Отключил телефон и стал будить Люси — ласками.
Ну ничего, скоро новая встреча в койке, так что до завтра.
18 октября
Кальве, что преисполнен знаний,
Получит от меня в наследство
Предмет глубоких изысканий
В дыре меж двух щекастых кексов!
Забавы ради я теперь сочиняю четверостишия в духе «Завещания Вийона»[26]. Отказаться от диссертации получилось не сразу, все-таки должно было пройти несколько месяцев, пока все созреет — и овощи, и планы на будущее. Не скажу, что решение далось мне легко, жизнь вообще изменить непросто, но возможно, и это главное. Я часами сидел за компьютером и сочинял язвительные стихи, прежде чем понял, что здесь есть какой-то скрытый смысл и что Кальве, бедняга, вообще ни при чем. Иногда случаются озарения. Но вернемся к февралю.

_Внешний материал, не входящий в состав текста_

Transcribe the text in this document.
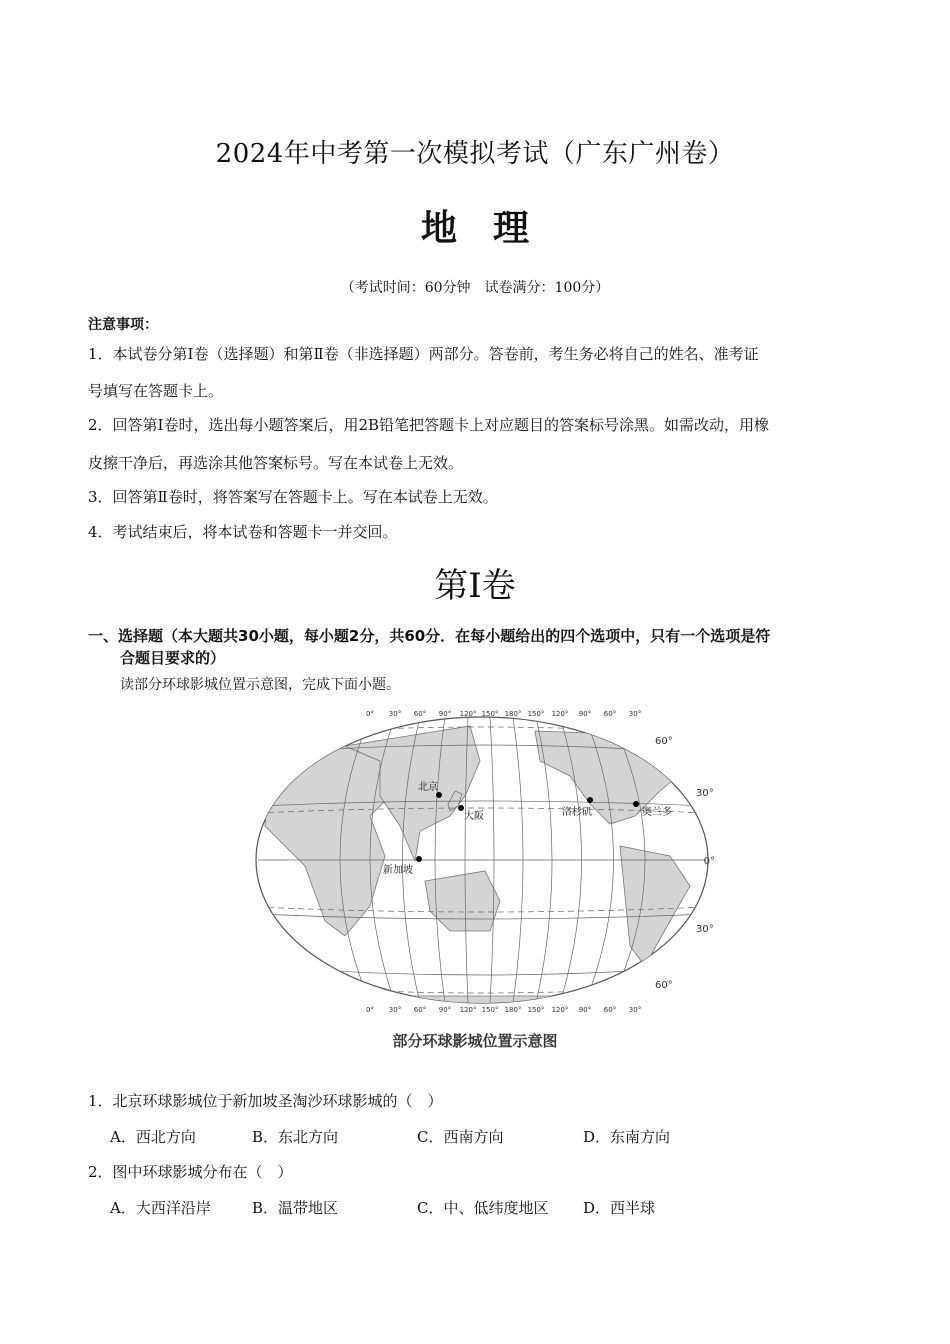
2024年中考第一次模拟考试（广东广州卷）
地　理
（考试时间：60分钟　试卷满分：100分）
注意事项：
1．本试卷分第Ⅰ卷（选择题）和第Ⅱ卷（非选择题）两部分。答卷前，考生务必将自己的姓名、准考证
号填写在答题卡上。
2．回答第Ⅰ卷时，选出每小题答案后，用2B铅笔把答题卡上对应题目的答案标号涂黑。如需改动，用橡
皮擦干净后，再选涂其他答案标号。写在本试卷上无效。
3．回答第Ⅱ卷时，将答案写在答题卡上。写在本试卷上无效。
4．考试结束后，将本试卷和答题卡一并交回。
第Ⅰ卷
一、选择题（本大题共30小题，每小题2分，共60分．在每小题给出的四个选项中，只有一个选项是符
合题目要求的）
读部分环球影城位置示意图，完成下面小题。
0° 30° 60° 90° 120° 150° 180° 150° 120° 90° 60° 30°
0° 30° 60° 90° 120° 150° 180° 150° 120° 90° 60° 30°
60°
30°
0°
30°
60°
北京
大阪
新加坡
洛杉矶	奥兰多
部分环球影城位置示意图
1．北京环球影城位于新加坡圣淘沙环球影城的（　）
A．西北方向	B．东北方向	C．西南方向	D．东南方向
2．图中环球影城分布在（　）
A．大西洋沿岸	B．温带地区	C．中、低纬度地区 D．西半球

Люси большую часть времени проводила в «Дебрях науки»; и сколько же открытий готовили нам наши тела! Что за алхимия неутолимого желания, что за магия бесстыдства! Извините, но я убежден, что в сельской местности секс лучше, чем в городе. Человек свободней; его вдохновляет постоянная оргия природы, неистовое совокупление и беспорядочный промискуитет всех вокруг — насекомых, кур, кроликов, оленей, кустов и побегов. Эти миллиарды постоянных соитий увлекают за собой и людей. В городе же, напротив, сексуальность человека подавляется в результате близкого соседства: дома — с растениями-суккулентами, а на улице — с пожарными машинами. В Париже практикуется либо торжественный имперский секс имени барона Османна, либо скоропалительный коитус в стиле Uber®, разве что не бибикая. Я изложил эту гипотезу Люси, она назвала ее типичной парижской заумью и тут же с хохотом полезла целоваться.

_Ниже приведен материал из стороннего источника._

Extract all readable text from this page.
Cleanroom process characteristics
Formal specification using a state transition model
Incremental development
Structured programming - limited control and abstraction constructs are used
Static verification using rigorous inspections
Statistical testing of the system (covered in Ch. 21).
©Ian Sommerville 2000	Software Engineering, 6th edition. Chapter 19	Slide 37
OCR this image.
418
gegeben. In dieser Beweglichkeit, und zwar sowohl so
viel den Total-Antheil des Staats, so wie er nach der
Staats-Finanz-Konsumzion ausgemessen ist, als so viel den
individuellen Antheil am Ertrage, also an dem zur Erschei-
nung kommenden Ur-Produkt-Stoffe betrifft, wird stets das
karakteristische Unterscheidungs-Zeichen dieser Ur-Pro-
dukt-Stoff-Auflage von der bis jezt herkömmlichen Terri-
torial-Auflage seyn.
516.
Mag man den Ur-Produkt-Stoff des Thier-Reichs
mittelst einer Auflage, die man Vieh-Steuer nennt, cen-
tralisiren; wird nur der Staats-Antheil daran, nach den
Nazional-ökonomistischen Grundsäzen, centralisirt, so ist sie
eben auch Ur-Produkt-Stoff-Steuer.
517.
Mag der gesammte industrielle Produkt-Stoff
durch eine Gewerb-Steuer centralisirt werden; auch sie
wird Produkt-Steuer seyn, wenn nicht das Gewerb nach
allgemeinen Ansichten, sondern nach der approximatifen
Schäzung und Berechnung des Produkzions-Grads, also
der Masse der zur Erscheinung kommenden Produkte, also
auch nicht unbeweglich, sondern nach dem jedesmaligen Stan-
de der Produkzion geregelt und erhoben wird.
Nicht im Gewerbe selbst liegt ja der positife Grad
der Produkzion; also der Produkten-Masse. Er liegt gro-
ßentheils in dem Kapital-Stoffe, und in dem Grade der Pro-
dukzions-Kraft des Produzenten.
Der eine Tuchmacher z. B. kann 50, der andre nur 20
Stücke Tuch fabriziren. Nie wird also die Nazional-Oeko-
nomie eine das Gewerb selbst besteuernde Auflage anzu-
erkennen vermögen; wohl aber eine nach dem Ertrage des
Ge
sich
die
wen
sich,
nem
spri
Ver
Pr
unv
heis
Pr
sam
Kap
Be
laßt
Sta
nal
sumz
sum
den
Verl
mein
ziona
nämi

Я же остаюсь при своем мнении.
Пришлось идти на всякие индейские уловки, чтобы о приходах Люси не узнала Матильда. (Люси категорически не хотела посвящать ее в наши отношения, хотя я считал, что все равно все всё узнают.) Котам Люси, похоже, пришлась по душе, Найджел и Барли начинали полировать ей ноги, едва она переступала порог. Странно, что, когда Люси входила во двор, пес Гари не гавкал. «Не забывай, я знакома с ним дольше, чем ты», — говорила она. Благодаря Люси я узнал много разного о родственниках Матильды, например, что прадеда Люси при чрезвычайно странных обстоятельствах лишили земли оттого, что будто бы законные собственники погибли в войну — в деревне такое часто случается, здесь каждый камень скрывает какой-нибудь жуткий сюжет, зависть, обиду. Люси откровенно признавалась, что если бы не обстоятельства, то никогда бы не стала жить в этой дыре. И вообще считала, что для нее Пьер-Сен-Кристоф — это просто камень на шее[27].

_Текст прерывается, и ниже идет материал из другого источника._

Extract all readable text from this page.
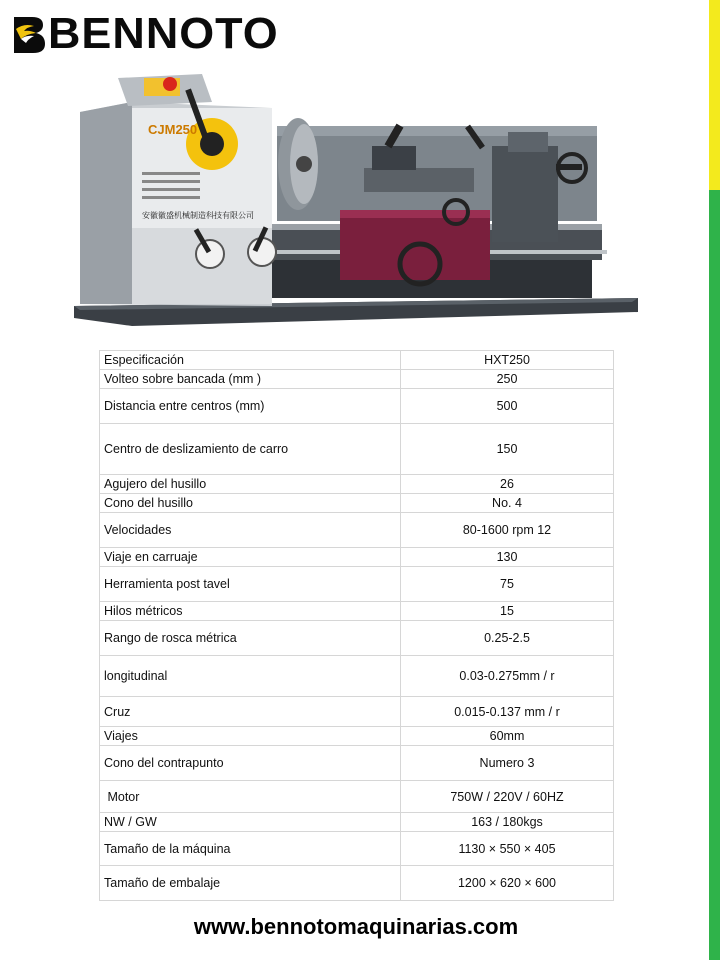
BENNOTO
CJM250
安徽徽盛机械制造科技有限公司
Especificación	HXT250
Volteo sobre bancada (mm )	250
Distancia entre centros (mm)	500
Centro de deslizamiento de carro	150
Agujero del husillo	26
Cono del husillo	No. 4
Velocidades	80-1600 rpm 12
Viaje en carruaje	130
Herramienta post tavel	75
Hilos métricos	15
Rango de rosca métrica	0.25-2.5
longitudinal	0.03-0.275mm / r
Cruz	0.015-0.137 mm / r
Viajes	60mm
Cono del contrapunto	Numero 3
Motor	750W / 220V / 60HZ
NW / GW	163 / 180kgs
Tamaño de la máquina	1130 × 550 × 405
Tamaño de embalaje	1200 × 620 × 600
www.bennotomaquinarias.com
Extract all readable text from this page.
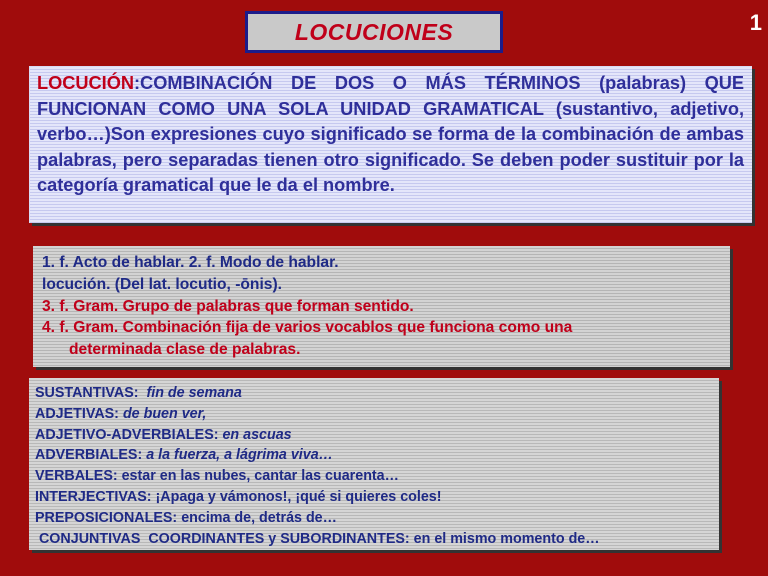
LOCUCIONES	1
LOCUCIÓN:COMBINACIÓN DE DOS O MÁS TÉRMINOS (palabras) QUE FUNCIONAN COMO UNA SOLA UNIDAD GRAMATICAL (sustantivo, adjetivo, verbo…)Son expresiones cuyo significado se forma de la combinación de ambas palabras, pero separadas tienen otro significado. Se deben poder sustituir por la categoría gramatical que le da el nombre.
1. f. Acto de hablar. 2. f. Modo de hablar.
locución. (Del lat. locutio, -ōnis).
3. f. Gram. Grupo de palabras que forman sentido.
4. f. Gram. Combinación fija de varios vocablos que funciona como una
determinada clase de palabras.
SUSTANTIVAS: fin de semana
ADJETIVAS: de buen ver,
ADJETIVO-ADVERBIALES: en ascuas
ADVERBIALES: a la fuerza, a lágrima viva…
VERBALES: estar en las nubes, cantar las cuarenta…
INTERJECTIVAS: ¡Apaga y vámonos!, ¡qué si quieres coles!
PREPOSICIONALES: encima de, detrás de…
CONJUNTIVAS  COORDINANTES y SUBORDINANTES: en el mismo momento de…
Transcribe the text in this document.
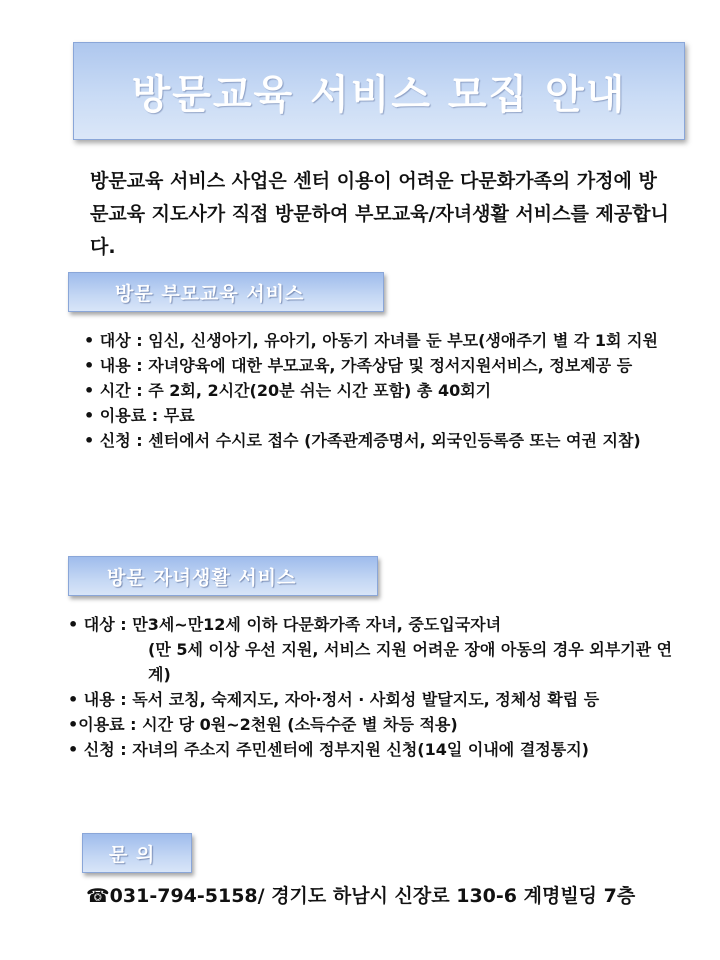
방문교육 서비스 모집 안내
방문교육 서비스 사업은 센터 이용이 어려운 다문화가족의 가정에 방문교육 지도사가 직접 방문하여 부모교육/자녀생활 서비스를 제공합니다.
방문 부모교육 서비스

• 대상 : 임신, 신생아기, 유아기, 아동기 자녀를 둔 부모(생애주기 별 각 1회 지원

• 내용 : 자녀양육에 대한 부모교육, 가족상담 및 정서지원서비스, 정보제공 등

• 시간 : 주 2회, 2시간(20분 쉬는 시간 포함) 총 40회기

• 이용료 : 무료

• 신청 : 센터에서 수시로 접수 (가족관계증명서, 외국인등록증 또는 여권 지참)

방문 자녀생활 서비스

• 대상 : 만3세~만12세 이하 다문화가족 자녀, 중도입국자녀

(만 5세 이상 우선 지원, 서비스 지원 어려운 장애 아동의 경우 외부기관 연계)

• 내용 : 독서 코칭, 숙제지도, 자아·정서 · 사회성 발달지도, 정체성 확립 등

•이용료 : 시간 당 0원~2천원 (소득수준 별 차등 적용)

• 신청 : 자녀의 주소지 주민센터에 정부지원 신청(14일 이내에 결정통지)

문 의
☎031-794-5158/ 경기도 하남시 신장로 130-6 계명빌딩 7층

Конечно, и я часто заходил к ней домой: дед потихоньку дряхлел, Арно безостановочно декламировал (76 февраля, Сен-Жюльен и Сен-Жереми; 16 февраля 1831-го, рождение Николая Лескова; 16 февраля 1899-го, смерть Феликса Фора; 16 февраля 1723-го, коронация Людовика XV) и клепал конструкции из «Лего» (Legos™), все сплошь погрузчики да паровозы, когда не спал с открытым ртом. Мне очень нравилось смотреть, как они вместе играют или возятся, или даже цапаются по-родственному, несмотря на разницу в возрасте, — пардон, грустно так говорить: ведь нет у них никакой разницы в возрасте, и все же разрыв между ними год от года все больше. Я помню, тогда же в конце зимы, как-то вечером в кафе «Рыбалка», когда дальнобойщик Пако пытался (надо сказать, безуспешно) научить меня играть в белот, туда явился Арно, и вся компания обрадовалась его приходу (он не заходил несколько недель) так, словно это возвращение блудного сына, совершенно искренне и сердечно; каждый совал ему монетку, чтобы послушать, как он излагает календарь, и я понял (вдруг дошло), что так у них повелось, скорее всего, еще когда Арно был ребенком, то есть лет двадцать лет назад, не меньше. Конечно, гнусная парочка, как я называл про себя альянс могильщика Марсьяля и толстого Томаса, опять попыталась споить Арно, все по обычной схеме: раз «Рикар», два «Рикар», три «Рикар», пока бедолага не начнет путать рамсы, но тут вмешались Пако и еще один парень, мне незнакомый, — с массивной такой рожей и багровым заковыристым носярой с красными прожилками, — ну прямо бюст римлянина, и вместе они пристыдили парочку, тем самым доказав, что нравы — в плане спаивания беззащитных групп населения — все же меняются. Арно успел выпить всего два пастиса; конечно, немного окосел и на радостях постоянно нюхал свой локоть, но не утратил ни памяти, ни речи, продолжая щедро выдавать даты.